Rockne Roll/News-Register##
From left, McMinnville Swim Club swimmers Garrett Sutton, Levi Burres, Hunter Harris and Noah Burres, pictured at the McMinnville Aquatic Center after a workout in readiness for the meet in California.
Rockne Roll/News-Register## From left, McMinnville Swim Club swimmers Garrett Sutton, Levi Burres, Hunter Harris and Noah Burres, pictured at the McMinnville Aquatic Center after a workout in readiness for the meet in California.
By Rusty Rae • Sport Editor • 

Sutton, Burres, Harris, Burres take on West Coast elite

Winning has no shortcuts.

Regardless of the sport, training entails long, gruesome workouts. Swimming may represent one of the lonelier journeys for athletics – unless supported by teammates. The four amigos, Garrett Sutton, Hunter Harris, Levi Burres, and Noah Burres discovered that difference while spending the summer preparing for the Arena Western Zone Senior Championships in Clovis, California.

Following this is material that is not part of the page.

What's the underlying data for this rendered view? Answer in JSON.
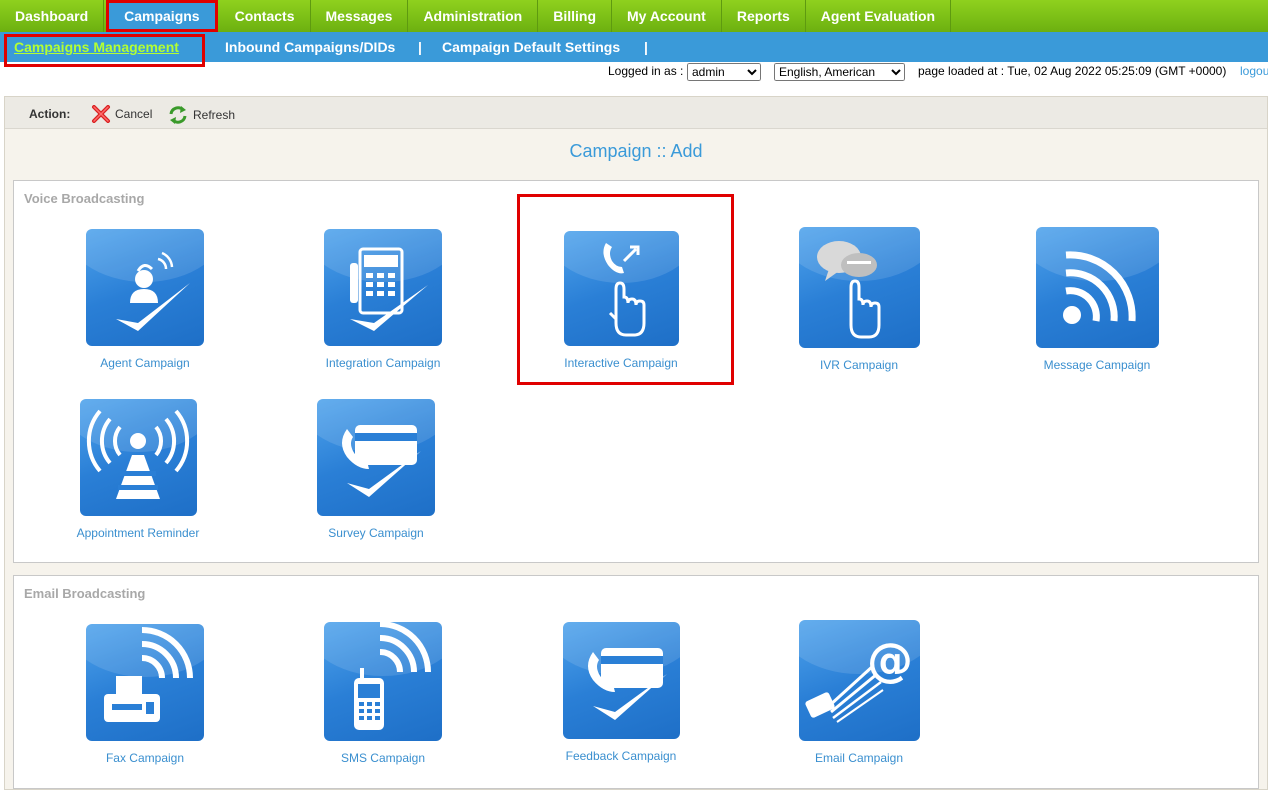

The meet this week features competition from upward of 1,100 swimmers, with competitors hoping for the ultimate time in their events. Doing well qualifies them for Junior Nationals, also one of the first steps toward earning a DI scholarship.

Notes Hunter Harris, who will swim the butterfly and freestyle, “I’ve trained with a lot of different clubs. It’s always nice to be back with our home club, training, working hard with my friends.

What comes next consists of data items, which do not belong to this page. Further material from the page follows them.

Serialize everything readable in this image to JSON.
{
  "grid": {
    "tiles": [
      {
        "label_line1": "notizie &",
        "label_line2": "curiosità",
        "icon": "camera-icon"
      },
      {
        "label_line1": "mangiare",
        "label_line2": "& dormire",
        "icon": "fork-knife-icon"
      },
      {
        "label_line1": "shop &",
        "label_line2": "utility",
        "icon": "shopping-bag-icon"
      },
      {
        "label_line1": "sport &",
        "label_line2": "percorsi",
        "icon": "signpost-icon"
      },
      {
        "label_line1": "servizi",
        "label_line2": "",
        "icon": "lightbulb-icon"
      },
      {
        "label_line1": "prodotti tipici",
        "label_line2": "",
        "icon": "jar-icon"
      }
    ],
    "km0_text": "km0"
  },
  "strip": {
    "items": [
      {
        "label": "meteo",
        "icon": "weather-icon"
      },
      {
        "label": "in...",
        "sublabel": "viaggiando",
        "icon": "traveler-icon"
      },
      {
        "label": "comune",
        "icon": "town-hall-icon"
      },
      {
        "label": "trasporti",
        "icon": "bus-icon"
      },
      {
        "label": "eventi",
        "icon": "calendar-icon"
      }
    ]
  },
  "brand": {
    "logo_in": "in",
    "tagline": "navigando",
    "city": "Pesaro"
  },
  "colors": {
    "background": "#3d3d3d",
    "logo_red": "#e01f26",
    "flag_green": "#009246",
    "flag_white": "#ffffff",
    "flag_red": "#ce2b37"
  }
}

“Training with the home club is really the best way to train. Really, over the summer we feel more like a team. It’s more one-on-one. We can swim together. I think the unity between us is better – and going into this meet that is really important, especially since we are going to be doing relays together – having that sense of unity is going to be very important. ” he said.

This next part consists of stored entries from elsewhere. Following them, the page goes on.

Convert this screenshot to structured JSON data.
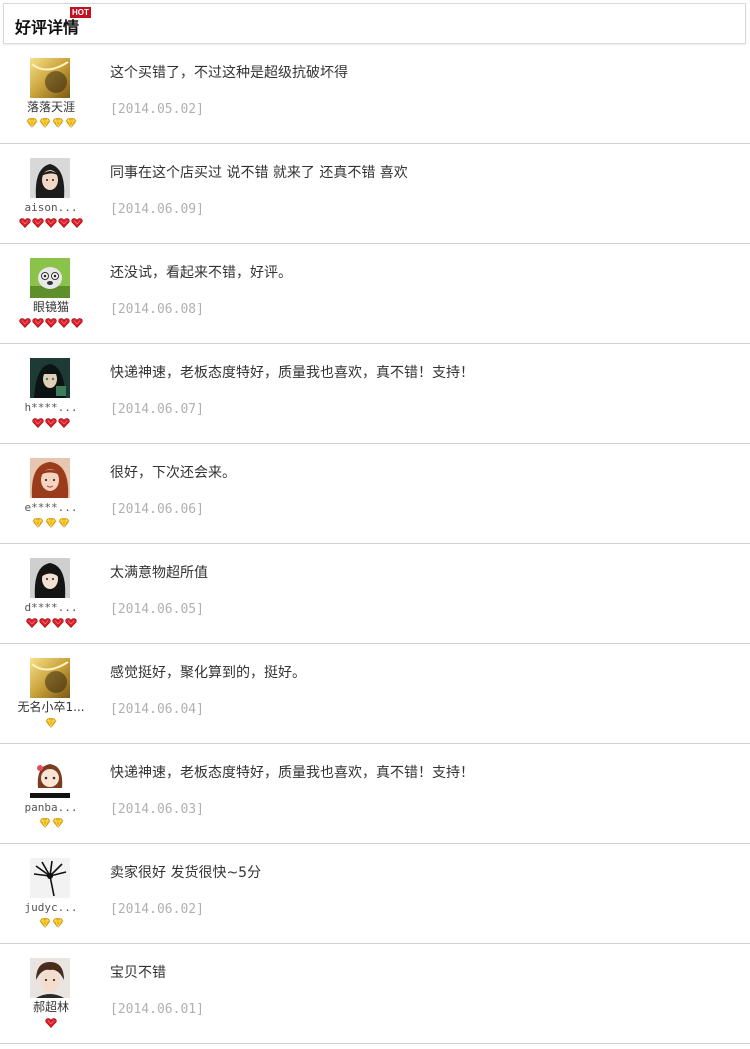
{
  "header": {
    "title": "好评详情",
    "badge": "HOT"
  },
  "colors": {
    "badge": "#c1121f",
    "date": "#b0b0b0",
    "divider": "#cfcfcf",
    "gem_yellow": "#f0b400",
    "gem_red": "#e0202a"
  },
  "reviews": [
    {
      "user": "落落天涯",
      "avatar": "gold-icon-avatar",
      "rank_icon": "yellow-diamond-icon",
      "rank_count": 4,
      "comment": "这个买错了，不过这种是超级抗破坏得",
      "date": "[2014.05.02]"
    },
    {
      "user": "aison...",
      "avatar": "girl-photo-avatar",
      "rank_icon": "red-heart-gem-icon",
      "rank_count": 5,
      "comment": "同事在这个店买过 说不错 就来了 还真不错 喜欢",
      "date": "[2014.06.09]"
    },
    {
      "user": "眼镜猫",
      "avatar": "cartoon-dog-avatar",
      "rank_icon": "red-heart-gem-icon",
      "rank_count": 5,
      "comment": "还没试，看起来不错，好评。",
      "date": "[2014.06.08]"
    },
    {
      "user": "h****...",
      "avatar": "anime-character-avatar",
      "rank_icon": "red-heart-gem-icon",
      "rank_count": 3,
      "comment": "快递神速，老板态度特好，质量我也喜欢，真不错！支持！",
      "date": "[2014.06.07]"
    },
    {
      "user": "e****...",
      "avatar": "red-hair-girl-avatar",
      "rank_icon": "yellow-diamond-icon",
      "rank_count": 3,
      "comment": "很好，下次还会来。",
      "date": "[2014.06.06]"
    },
    {
      "user": "d****...",
      "avatar": "dark-hair-girl-avatar",
      "rank_icon": "red-heart-gem-icon",
      "rank_count": 4,
      "comment": "太满意物超所值",
      "date": "[2014.06.05]"
    },
    {
      "user": "无名小卒1...",
      "avatar": "gold-icon-avatar",
      "rank_icon": "yellow-diamond-icon",
      "rank_count": 1,
      "comment": "感觉挺好，聚化算到的，挺好。",
      "date": "[2014.06.04]"
    },
    {
      "user": "panba...",
      "avatar": "cartoon-girl-avatar",
      "rank_icon": "yellow-diamond-icon",
      "rank_count": 2,
      "comment": "快递神速，老板态度特好，质量我也喜欢，真不错！支持！",
      "date": "[2014.06.03]"
    },
    {
      "user": "judyc...",
      "avatar": "black-flower-avatar",
      "rank_icon": "yellow-diamond-icon",
      "rank_count": 2,
      "comment": "卖家很好 发货很快~5分",
      "date": "[2014.06.02]"
    },
    {
      "user": "郝超林",
      "avatar": "young-man-avatar",
      "rank_icon": "red-heart-gem-icon",
      "rank_count": 1,
      "comment": "宝贝不错",
      "date": "[2014.06.01]"
    }
  ]
}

For Harris and Burres, captains for the high school team in the coming year, this meet serves as a springboard for their efforts next season. They have high expectations for the team.

Though the meet in Clovis matters to each individually, as seniors and team captains, there remains a certain assumption to lead by example. Harris adds, “As the older guys – and faster guys on the team we have to motivate the younger guys to get them to state. If we are doing the sets correctly, getting our yards in, having a good attitude, then those around you are going to work harder and the team will be better as a whole.”

Additionally, this meet, competing against some of the best swimmers on the West Coast, allows each member the opportunity to set a personal best in their individual and relay events.

However, with all due respect for personal bests, each swimmer actually focues on the podium’s top rung.

Burres, who swims butterfly and breaststroke, called the meet an opportunity for him to achieve a Junior Nationals qualifying time in the 100-meter breaststroke – which means he must break 1:06.

But Levi, who finished second last year and currently the number-two ranked swimmer in the breaststroke, added, “No (a fast time is not the only thing), I want to get first place.”

Lone junior of the four amigos is brother Noah, a distance freestyler, who will see action in the relays. Working out with the three seniors allowed him the opportunity to improve his stroke.

Sutton, a freestyle sprinter, witnessed his stroke improve dramatically over the last four months. Once a thrasher, now a smooth shark, he makes every stroke with purpose and economy.

“Earlier I swam more like a water polo player. But I went to a camp in Colorado and they really helped me to smooth out my stroke,” he said.

While Sutton, as well, desires a personal best qualifying him for Junior Nationals, he also concentrates on a podium finish, noting, “The main thing is to place pretty good.”

Pretty good – the understated swimmer talk for gold medal performance.